Por primera vez en la historia del mundo todo ser humano se halla ahora sometido al contacto con sustancias químicas peligrosas, desde su nacimiento hasta su muerte.
En el lapso de décadas de uso, los plaguicidas sintéticos se han distribuido de manera tan amplia por todo el mundo animado e inanimado, que se encuentran prácticamente por todas partes. Se han encontrado dichas sustancias en la mayoría de los sistemas fluviales importantes e incluso en corrientes subterráneas que fluyen sin ser vistas por el interior de la Tierra. Residuos de estos productos químicos se acumulan en suelos en los que pudieron haber sido aplicados una docena de años antes. Han penetrado y se han alojado en el cuerpo de peces, aves, reptiles y animales salvajes y domésticos de manera tan universal que a los científicos que llevan a cabo experimentos animales les resulta casi imposible localizar individuos libres de dicha contaminación. Se los ha hallado en peces de remotos lagos de montaña, en lombrices de tierra que excavan en el suelo, en los huevos de aves… y en el propio hombre. Porque tales sustancias químicas están ahora almacenadas en el cuerpo de la mayoría de los seres humanos, sin discriminación de edad. Se encuentran en la leche de las madres y probablemente en los tejidos de los niños por nacer.
Todo esto se ha producido por el auge y prodigioso crecimiento de una industria dedicada a la fabricación de sustancias químicas artificiales o sintéticas con propiedades insecticidas. Dicha industria es hija de la segunda guerra mundial.

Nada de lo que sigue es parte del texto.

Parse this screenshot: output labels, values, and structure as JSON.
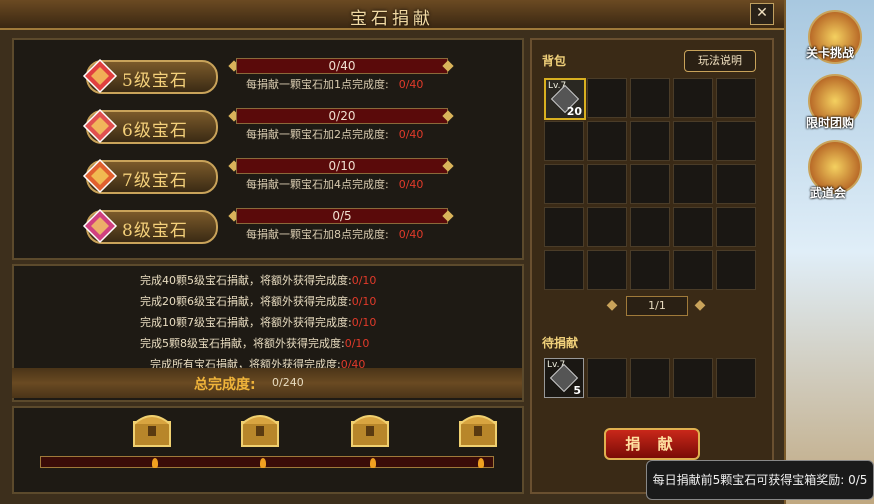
{
  "window": {
    "title": "宝石捐献",
    "close_label": "✕"
  },
  "gems": [
    {
      "name": "5级宝石",
      "progress": "0/40",
      "hint": "每捐献一颗宝石加1点完成度:",
      "hint_value": "0/40",
      "fill": 0,
      "color": "#e04040"
    },
    {
      "name": "6级宝石",
      "progress": "0/20",
      "hint": "每捐献一颗宝石加2点完成度:",
      "hint_value": "0/40",
      "fill": 0,
      "color": "#e05050"
    },
    {
      "name": "7级宝石",
      "progress": "0/10",
      "hint": "每捐献一颗宝石加4点完成度:",
      "hint_value": "0/40",
      "fill": 0,
      "color": "#e06030"
    },
    {
      "name": "8级宝石",
      "progress": "0/5",
      "hint": "每捐献一颗宝石加8点完成度:",
      "hint_value": "0/40",
      "fill": 0,
      "color": "#d04080"
    }
  ],
  "bonuses": [
    {
      "text": "完成40颗5级宝石捐献，将额外获得完成度:",
      "value": "0/10"
    },
    {
      "text": "完成20颗6级宝石捐献，将额外获得完成度:",
      "value": "0/10"
    },
    {
      "text": "完成10颗7级宝石捐献，将额外获得完成度:",
      "value": "0/10"
    },
    {
      "text": "完成5颗8级宝石捐献，将额外获得完成度:",
      "value": "0/10"
    },
    {
      "text": "完成所有宝石捐献，将额外获得完成度:",
      "value": "0/40"
    }
  ],
  "total": {
    "label": "总完成度:",
    "value": "0/240"
  },
  "chests": {
    "count": 4,
    "progress_fraction": 0
  },
  "bag": {
    "title": "背包",
    "help_label": "玩法说明",
    "item": {
      "level": "Lv.7",
      "count": "20"
    },
    "pager": {
      "prev": "◆",
      "text": "1/1",
      "next": "◆"
    }
  },
  "pending": {
    "title": "待捐献",
    "item": {
      "level": "Lv.7",
      "count": "5"
    }
  },
  "donate_label": "捐 献",
  "side_menu": [
    {
      "label": "关卡挑战",
      "icon": "shield-icon"
    },
    {
      "label": "限时团购",
      "icon": "character-icon"
    },
    {
      "label": "武道会",
      "icon": "dragon-icon"
    }
  ],
  "tooltip": "每日捐献前5颗宝石可获得宝箱奖励: 0/5",
  "colors": {
    "accent": "#c9a35a",
    "red": "#e03a2a",
    "bar": "#5a0a0a"
  }
}
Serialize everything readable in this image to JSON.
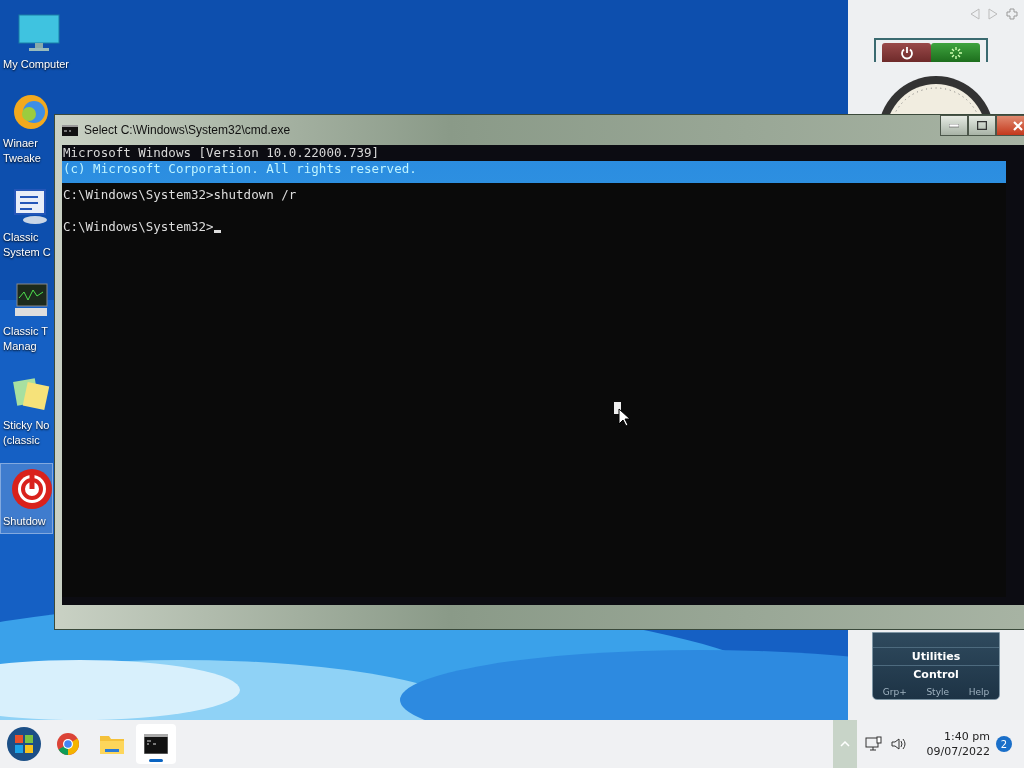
{
  "desktop_icons": [
    {
      "kind": "computer",
      "label_lines": [
        "My Computer"
      ]
    },
    {
      "kind": "tweaker",
      "label_lines": [
        "Winaer",
        "Tweake"
      ]
    },
    {
      "kind": "system",
      "label_lines": [
        "Classic",
        "System C"
      ]
    },
    {
      "kind": "taskmgr",
      "label_lines": [
        "Classic T",
        "Manag"
      ]
    },
    {
      "kind": "sticky",
      "label_lines": [
        "Sticky No",
        "(classic"
      ]
    },
    {
      "kind": "shutdown",
      "label_lines": [
        "Shutdow"
      ],
      "selected": true
    }
  ],
  "cmd_window": {
    "title": "Select C:\\Windows\\System32\\cmd.exe",
    "header_lines": [
      "Microsoft Windows [Version 10.0.22000.739]",
      "(c) Microsoft Corporation. All rights reserved."
    ],
    "prompt_lines": [
      "C:\\Windows\\System32>shutdown /r",
      "C:\\Windows\\System32>"
    ]
  },
  "gadget_panel": {
    "items": [
      "Utilities",
      "Control"
    ],
    "footer": [
      "Grp+",
      "Style",
      "Help"
    ]
  },
  "taskbar": {
    "apps": [
      {
        "kind": "start",
        "selected": false
      },
      {
        "kind": "chrome",
        "selected": false
      },
      {
        "kind": "explorer",
        "selected": false
      },
      {
        "kind": "cmd",
        "selected": true
      }
    ],
    "time": "1:40 pm",
    "date": "09/07/2022",
    "notification_count": "2"
  }
}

En el curso del desarrollo de agentes para la guerra química, se descubrió que algunas de las sustancias eran letales para los insectos. El hallazgo no se produjo por casualidad: los insectos fueron extensamente usados para probar los productos químicos como agentes de muerte para el hombre.

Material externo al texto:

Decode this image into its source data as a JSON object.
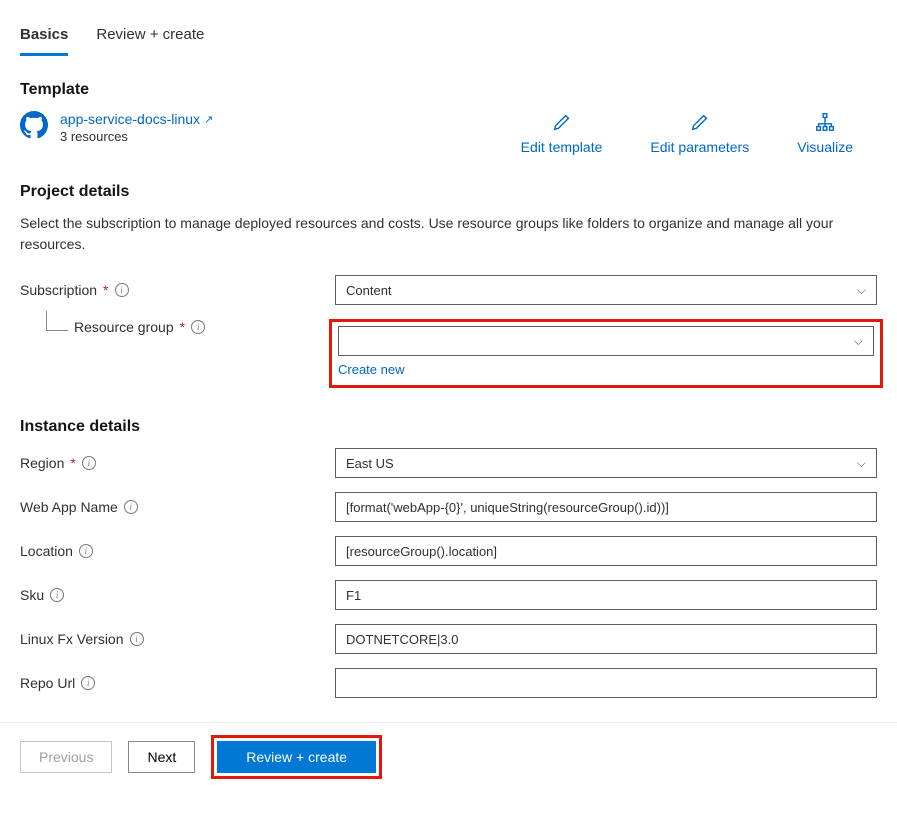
{
  "tabs": {
    "basics": "Basics",
    "review": "Review + create"
  },
  "template": {
    "heading": "Template",
    "link": "app-service-docs-linux",
    "resources": "3 resources",
    "actions": {
      "edit_template": "Edit template",
      "edit_parameters": "Edit parameters",
      "visualize": "Visualize"
    }
  },
  "project": {
    "heading": "Project details",
    "desc": "Select the subscription to manage deployed resources and costs. Use resource groups like folders to organize and manage all your resources.",
    "subscription_label": "Subscription",
    "subscription_value": "Content",
    "resource_group_label": "Resource group",
    "resource_group_value": "",
    "create_new": "Create new"
  },
  "instance": {
    "heading": "Instance details",
    "region_label": "Region",
    "region_value": "East US",
    "webapp_label": "Web App Name",
    "webapp_value": "[format('webApp-{0}', uniqueString(resourceGroup().id))]",
    "location_label": "Location",
    "location_value": "[resourceGroup().location]",
    "sku_label": "Sku",
    "sku_value": "F1",
    "linuxfx_label": "Linux Fx Version",
    "linuxfx_value": "DOTNETCORE|3.0",
    "repo_label": "Repo Url",
    "repo_value": ""
  },
  "footer": {
    "previous": "Previous",
    "next": "Next",
    "review": "Review + create"
  }
}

El resultado ha sido un torrente aparentemente interminable de insecticidas sintético. Al ser elaborados por el hombre (por medio de ingeniosas practicas de laboratorios consistentes en manipulación de moléculas, sustitución de átomos y alteraciones de su disposición) difieren completamente de los insecticidas inorgánicos más simples de antes de la guerra. Estos eran derivados de productos presentes naturalmente en minerales y en plantas: compuesto de arsénico, cobre, plomo, manganeso, zinc y otros minerales.

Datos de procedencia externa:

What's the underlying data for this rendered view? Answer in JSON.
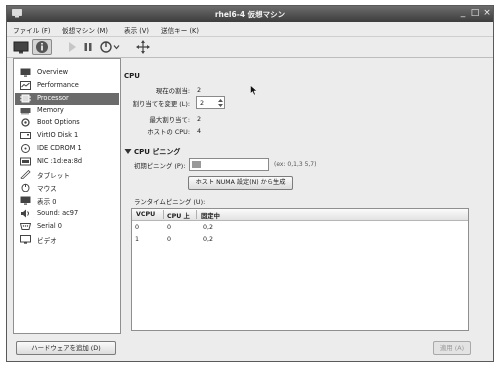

Lo que sitúa aparte a los nuevos insecticidas sintéticos es su enorme potencia biológica. Poseen un inmenso poder, no solamente para envenenar, sino para introducirse en los procesos más vitales del organismo y cambiarlos de maneras siniestras y a menudo mortales. Destruyen precisamente aquellos enzimas cuya función es proteger el cuerpo frente a las agresiones, bloquean los procesos de oxidación mediante los cuales recibe su energía el organismo, impiden el normal funcionamiento de varios órganos y pueden iniciar en determinadas células el lento e irreversible cambio que conduce a la formación de tumores malignos.